Ich habe ProPublica im Dezember 2016 verlassen. In diesem Monat wurde ich von einem der Mitbegründer von Fusion GPS angesprochen, der mich ausfragte, ob ich an einem Trump-bezogenen Projekt teilnehmen könnte, das die Firma in Betracht zog. Die Diskussion führte zu keiner Zusammenarbeit. Ich hatte zuvor mit Fusion im Zusammenhang mit meiner Berichterstattung über russische Oligarchen interagiert.
Im akademischen Jahr 2017/18 war ich Nonresident Fellow am Investigative Reporting Program, das der Graduate School of Journalism an der University of California, Berkeley, angegliedert ist. Dort bestand eines meiner Projekte darin, das Dossier im Rahmen der Vorrecherche für einen Film aus dem Jahr 2020 zu prüfen, an dessen Produktion das Investigative Reporting Program für HBO über russische Einmischung mitgewirkt hat. Ich war nicht im Abspann des Films.

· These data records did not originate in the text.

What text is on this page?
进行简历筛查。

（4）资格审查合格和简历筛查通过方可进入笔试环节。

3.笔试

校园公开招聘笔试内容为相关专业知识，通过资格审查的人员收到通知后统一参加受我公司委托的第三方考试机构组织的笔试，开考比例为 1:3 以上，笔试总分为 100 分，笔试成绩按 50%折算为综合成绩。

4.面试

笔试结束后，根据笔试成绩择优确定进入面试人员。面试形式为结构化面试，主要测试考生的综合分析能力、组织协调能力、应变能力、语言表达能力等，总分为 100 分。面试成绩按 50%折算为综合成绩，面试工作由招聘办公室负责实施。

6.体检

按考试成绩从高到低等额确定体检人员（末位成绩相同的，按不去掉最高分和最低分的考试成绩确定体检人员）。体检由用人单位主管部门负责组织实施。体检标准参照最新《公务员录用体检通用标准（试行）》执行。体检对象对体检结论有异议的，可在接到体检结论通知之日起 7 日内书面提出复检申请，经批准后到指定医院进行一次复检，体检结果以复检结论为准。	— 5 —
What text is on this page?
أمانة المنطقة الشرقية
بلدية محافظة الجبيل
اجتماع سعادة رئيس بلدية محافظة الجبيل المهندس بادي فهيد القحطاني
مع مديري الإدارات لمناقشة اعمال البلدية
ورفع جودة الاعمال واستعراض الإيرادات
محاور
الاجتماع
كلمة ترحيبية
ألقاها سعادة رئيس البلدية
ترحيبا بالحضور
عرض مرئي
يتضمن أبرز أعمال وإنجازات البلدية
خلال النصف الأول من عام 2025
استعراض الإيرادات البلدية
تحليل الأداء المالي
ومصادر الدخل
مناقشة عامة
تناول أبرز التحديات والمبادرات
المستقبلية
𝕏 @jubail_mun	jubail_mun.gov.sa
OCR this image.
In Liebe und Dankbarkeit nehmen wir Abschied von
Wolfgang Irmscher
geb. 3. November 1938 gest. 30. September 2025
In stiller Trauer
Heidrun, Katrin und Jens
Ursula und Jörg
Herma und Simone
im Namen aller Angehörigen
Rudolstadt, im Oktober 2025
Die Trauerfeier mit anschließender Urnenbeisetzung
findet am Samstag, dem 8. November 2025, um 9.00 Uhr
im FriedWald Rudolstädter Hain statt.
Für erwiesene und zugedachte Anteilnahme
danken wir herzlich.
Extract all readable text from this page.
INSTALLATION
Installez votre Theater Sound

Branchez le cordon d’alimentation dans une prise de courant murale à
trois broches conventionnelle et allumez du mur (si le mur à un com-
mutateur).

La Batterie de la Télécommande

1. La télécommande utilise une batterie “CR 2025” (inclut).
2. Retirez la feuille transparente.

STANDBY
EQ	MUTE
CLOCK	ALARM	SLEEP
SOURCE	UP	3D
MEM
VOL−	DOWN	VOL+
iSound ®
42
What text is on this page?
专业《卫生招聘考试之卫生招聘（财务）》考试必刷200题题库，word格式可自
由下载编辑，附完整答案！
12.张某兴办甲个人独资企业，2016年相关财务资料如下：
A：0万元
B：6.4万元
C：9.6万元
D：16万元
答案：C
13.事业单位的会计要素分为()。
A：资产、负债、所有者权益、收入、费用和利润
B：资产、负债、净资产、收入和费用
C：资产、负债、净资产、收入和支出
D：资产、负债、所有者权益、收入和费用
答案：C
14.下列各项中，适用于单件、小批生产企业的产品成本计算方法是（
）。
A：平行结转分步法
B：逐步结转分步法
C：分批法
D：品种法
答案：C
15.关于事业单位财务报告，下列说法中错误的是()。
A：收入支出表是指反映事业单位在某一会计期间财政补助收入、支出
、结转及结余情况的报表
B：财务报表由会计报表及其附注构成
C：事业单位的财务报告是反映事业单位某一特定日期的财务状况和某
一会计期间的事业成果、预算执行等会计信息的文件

Bei CJR wurden diese Geschichten von Kyle Pope, seinem Herausgeber und Verleger, herausgegeben. Kyles Frau Kate Kelly ist Reporterin für das Washingtoner Büro der New York Times. Der ehemalige Vorstandsvorsitzende von CJR war Steve Adler, ehemaliger Chefredakteur von Reuters; Die derzeitige Vorstandsvorsitzende ist Rebecca Blumenstein, eine ehemalige stellvertretende Chefredakteurin der Times, die kürzlich Redaktionsvorsitzende von NBC News wurde.
Korrektur: Eine frühere Version dieser Geschichte verwendete den falschen Namen Michael Sussmann.